The following incident, trifling in itself, confirmed his apprehensions. Passing one evening, when it was become nearly dark, by the open window of a guard-room, usually occupied by some few of his most celebrated soldiers, who relieved each other in watching his palace, he heard Morgan, a man distinguished for strength, courage, and ferocity, say to the companion with whom he was sitting by the watch-fire, "Gwenwyn is turned to a priest, or a woman! When was it before these last months, that a follower of his was obliged to gnaw the meat from the bone so closely, as I am now peeling the morsel which I hold in my hand?" [Footnote: It is said in Highland tradition, that one of the Macdonalds of the Isles, who had suffered his broadsword to remain sheathed for some months after his marriage with a beautiful woman, was stirred to a sudden and furious expedition against the mainland by hearing conversation to the above purpose among his bodyguard.]

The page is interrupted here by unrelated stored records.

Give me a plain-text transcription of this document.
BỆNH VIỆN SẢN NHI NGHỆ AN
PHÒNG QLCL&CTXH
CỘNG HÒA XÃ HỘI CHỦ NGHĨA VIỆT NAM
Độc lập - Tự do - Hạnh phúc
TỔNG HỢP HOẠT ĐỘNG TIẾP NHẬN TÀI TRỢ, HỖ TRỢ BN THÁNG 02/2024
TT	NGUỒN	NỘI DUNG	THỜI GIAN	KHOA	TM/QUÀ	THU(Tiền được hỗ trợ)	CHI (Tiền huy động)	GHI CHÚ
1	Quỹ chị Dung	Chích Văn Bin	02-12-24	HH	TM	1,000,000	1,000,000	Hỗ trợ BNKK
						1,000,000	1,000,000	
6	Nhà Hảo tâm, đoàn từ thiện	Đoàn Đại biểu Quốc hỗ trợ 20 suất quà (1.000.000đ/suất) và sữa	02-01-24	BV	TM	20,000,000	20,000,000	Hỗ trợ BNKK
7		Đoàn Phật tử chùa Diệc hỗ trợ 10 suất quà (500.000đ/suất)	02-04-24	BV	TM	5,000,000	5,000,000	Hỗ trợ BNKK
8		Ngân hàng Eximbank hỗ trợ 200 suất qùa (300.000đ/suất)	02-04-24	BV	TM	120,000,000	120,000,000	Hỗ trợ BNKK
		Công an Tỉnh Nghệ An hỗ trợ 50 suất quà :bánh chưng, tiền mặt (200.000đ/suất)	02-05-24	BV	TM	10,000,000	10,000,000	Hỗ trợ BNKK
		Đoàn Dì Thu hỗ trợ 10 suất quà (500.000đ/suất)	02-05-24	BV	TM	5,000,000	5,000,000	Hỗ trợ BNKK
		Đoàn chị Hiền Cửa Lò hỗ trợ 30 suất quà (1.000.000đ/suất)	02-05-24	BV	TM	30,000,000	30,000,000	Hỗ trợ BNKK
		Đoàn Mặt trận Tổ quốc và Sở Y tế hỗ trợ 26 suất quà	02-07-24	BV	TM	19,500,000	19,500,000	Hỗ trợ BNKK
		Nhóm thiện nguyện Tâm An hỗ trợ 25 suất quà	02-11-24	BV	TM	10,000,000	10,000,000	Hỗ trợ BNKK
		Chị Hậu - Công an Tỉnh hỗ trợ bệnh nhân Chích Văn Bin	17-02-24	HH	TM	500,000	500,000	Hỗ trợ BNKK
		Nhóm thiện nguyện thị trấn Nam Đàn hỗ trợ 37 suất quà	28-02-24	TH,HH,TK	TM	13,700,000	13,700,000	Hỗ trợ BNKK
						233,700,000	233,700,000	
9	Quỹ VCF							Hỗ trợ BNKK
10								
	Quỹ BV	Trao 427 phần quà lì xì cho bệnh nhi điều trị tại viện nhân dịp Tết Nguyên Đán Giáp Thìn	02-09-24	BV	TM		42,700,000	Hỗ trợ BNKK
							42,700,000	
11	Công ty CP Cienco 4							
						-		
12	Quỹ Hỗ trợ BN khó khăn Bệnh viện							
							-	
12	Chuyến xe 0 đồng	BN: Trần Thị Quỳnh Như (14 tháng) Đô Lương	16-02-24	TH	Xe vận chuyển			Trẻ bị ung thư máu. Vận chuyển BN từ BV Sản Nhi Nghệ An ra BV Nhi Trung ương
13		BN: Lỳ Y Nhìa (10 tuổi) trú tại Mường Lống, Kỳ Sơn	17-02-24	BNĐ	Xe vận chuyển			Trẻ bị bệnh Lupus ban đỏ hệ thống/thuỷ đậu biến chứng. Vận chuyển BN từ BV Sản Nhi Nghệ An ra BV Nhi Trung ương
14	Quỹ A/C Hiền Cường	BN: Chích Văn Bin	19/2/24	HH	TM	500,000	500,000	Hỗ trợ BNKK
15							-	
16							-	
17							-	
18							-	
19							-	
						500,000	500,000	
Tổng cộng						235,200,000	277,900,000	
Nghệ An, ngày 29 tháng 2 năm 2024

"Wait but awhile," replied his comrade, "till the Norman match be accomplished; and so small will be the prey we shall then drive from the Saxon churls, that we may be glad to swallow, like hungry dogs, the very bones themselves."

Gwenwyn heard no more of their conversation; but this was enough to alarm his pride as a soldier, and his jealousy as a prince. He was sensible, that the people over whom he ruled were at once fickle in their disposition, impatient of long repose, and full of hatred against their neighbours; and he almost dreaded the consequences of the inactivity to which a long truce might reduce them. The risk was now incurred, however; and to display even more than his wonted splendour and liberality, seemed the best way of reconciling the wavering affections of his subjects.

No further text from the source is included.